When the LTRO was introduced I gave it a cautious welcome. One of my concerns was that it would increase risk within peripheral countries. Hopefully this was not part of the design (though I’m not sure). i.e. In Ireland we saw how ECB repo enabled safe passage of private capital from Irish banks back to the core and weakened the Irish sovereign in a number of ways. You could view the LTRO as being more designed for the flight of private capital from sovereigns that may be too big to save.
I’m by no means claiming this to be the case, but it’s on my watchlist. Anyhoo the charts (Figs 1&2) from this FT Alphaville piece are worth a goo.
That’s why I’ll never be rich – I just bet a pint. Should have been a market trader and bet somebody else’s pint.
On De Paper
(i) Refuse to ratify the ESM in the Dail
(ii) Postpone the date of the Referendum, until
(iii) Reality on Unsustainable Financial System Debt is recognized by EC and ECB
(iv) The Troika come up with another paper with ‘substance innit’

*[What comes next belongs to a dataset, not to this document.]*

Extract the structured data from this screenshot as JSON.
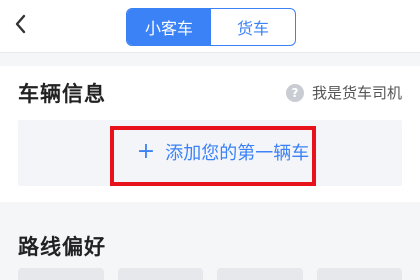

(v) We’ll consider placing nonsense into Irish Law but not into the Irish Constitution.
(vi) We might then have a reasonable possibility of ‘getting back in the mawrkets’
All this guff on leaving the EZ, being placed in a 2nd tier EZ, etc is all Fear Induced Spin from a Supine Leadership.
Minor point: De Paper these days is The Irish Examiner.
You musta bin spinnin in the Frankfurtian EU for the Financial Establishment during the transition; you are actually quite good at it – but Blind Biddy is keeping a very close on you, and your subtle interests.
Should have been leveraged then you could bet ten pints when you were just holding one of someone else’s!